Still, the White House is estimating that the events cumulatively may hit the payrolls count by as many as 100,000. The “disruptions will make interpreting this month’s jobs report harder than usual,” Jared Bernstein, chair of the Council of Economic Advisers, said Wednesday.

Jobs numbers in general have been noisy in the post-Covid era.

Earlier this year, the BLS announced benchmark revisions that knocked off 818,000 from previous counts in the 12-month period through March 2024. Year to date through July, revisions have taken a net 310,000 off the initial estimates.

“This report will reinforce the big picture, which is that the labor market is still growing. But the fact is that it’s growing but slowing,” said Julia Pollak, chief economist at ZipRecruiter. “Growth is slowing and also becoming more narrowly concentrated in just a couple of sectors.”

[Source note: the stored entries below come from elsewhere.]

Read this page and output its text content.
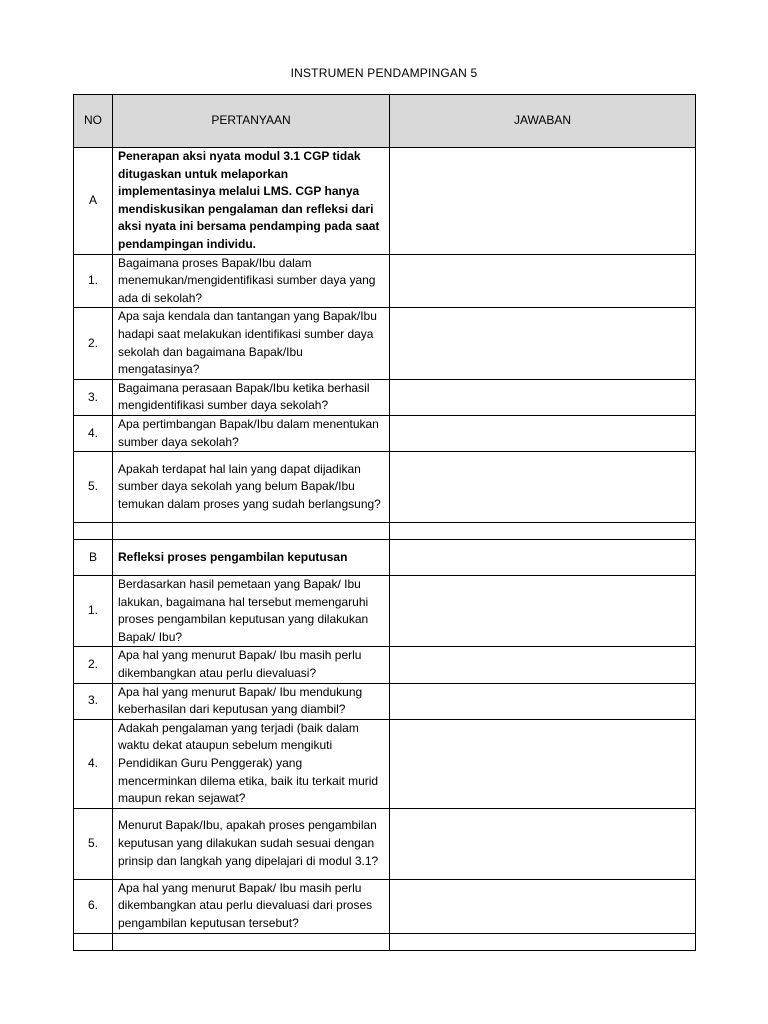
INSTRUMEN PENDAMPINGAN 5
NO	PERTANYAAN	JAWABAN
A	Penerapan aksi nyata modul 3.1 CGP tidak ditugaskan untuk melaporkan implementasinya melalui LMS. CGP hanya mendiskusikan pengalaman dan refleksi dari aksi nyata ini bersama pendamping pada saat pendampingan individu.	
1.	Bagaimana proses Bapak/Ibu dalam menemukan/mengidentifikasi sumber daya yang ada di sekolah?	
2.	Apa saja kendala dan tantangan yang Bapak/Ibu hadapi saat melakukan identifikasi sumber daya sekolah dan bagaimana Bapak/Ibu mengatasinya?	
3.	Bagaimana perasaan Bapak/Ibu ketika berhasil mengidentifikasi sumber daya sekolah?	
4.	Apa pertimbangan Bapak/Ibu dalam menentukan sumber daya sekolah?	
5.	Apakah terdapat hal lain yang dapat dijadikan sumber daya sekolah yang belum Bapak/Ibu temukan dalam proses yang sudah berlangsung?	

B	Refleksi proses pengambilan keputusan	
1.	Berdasarkan hasil pemetaan yang Bapak/ Ibu lakukan, bagaimana hal tersebut memengaruhi proses pengambilan keputusan yang dilakukan Bapak/ Ibu?	
2.	Apa hal yang menurut Bapak/ Ibu masih perlu dikembangkan atau perlu dievaluasi?	
3.	Apa hal yang menurut Bapak/ Ibu mendukung keberhasilan dari keputusan yang diambil?	
4.	Adakah pengalaman yang terjadi (baik dalam waktu dekat ataupun sebelum mengikuti Pendidikan Guru Penggerak) yang mencerminkan dilema etika, baik itu terkait murid maupun rekan sejawat?	
5.	Menurut Bapak/Ibu, apakah proses pengambilan keputusan yang dilakukan sudah sesuai dengan prinsip dan langkah yang dipelajari di modul 3.1?	
6.	Apa hal yang menurut Bapak/ Ibu masih perlu dikembangkan atau perlu dievaluasi dari proses pengambilan keputusan tersebut?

Leading areas of job creation this year have been government, health care, and leisure and hospitality. Pollak said that continues to be the case, particularly for health care, while ZipRecruiter also has seen more interest in skilled trades along with finance and related businesses such as insurance.

However, she said the general picture is of a slowing market that will need some help from Federal Reserve interest rate cuts to stop the slide.

“For the last two quarters now, job growth has been below the pre-pandemic average, and job gains have been unusually narrowly distributed,” Pollak said. “That has real effects on job seekers and workers who felt their leverage erode, and many of them are struggling to find sort of acceptable jobs. So I do think the Fed’s attention should be firmly on the labor market.”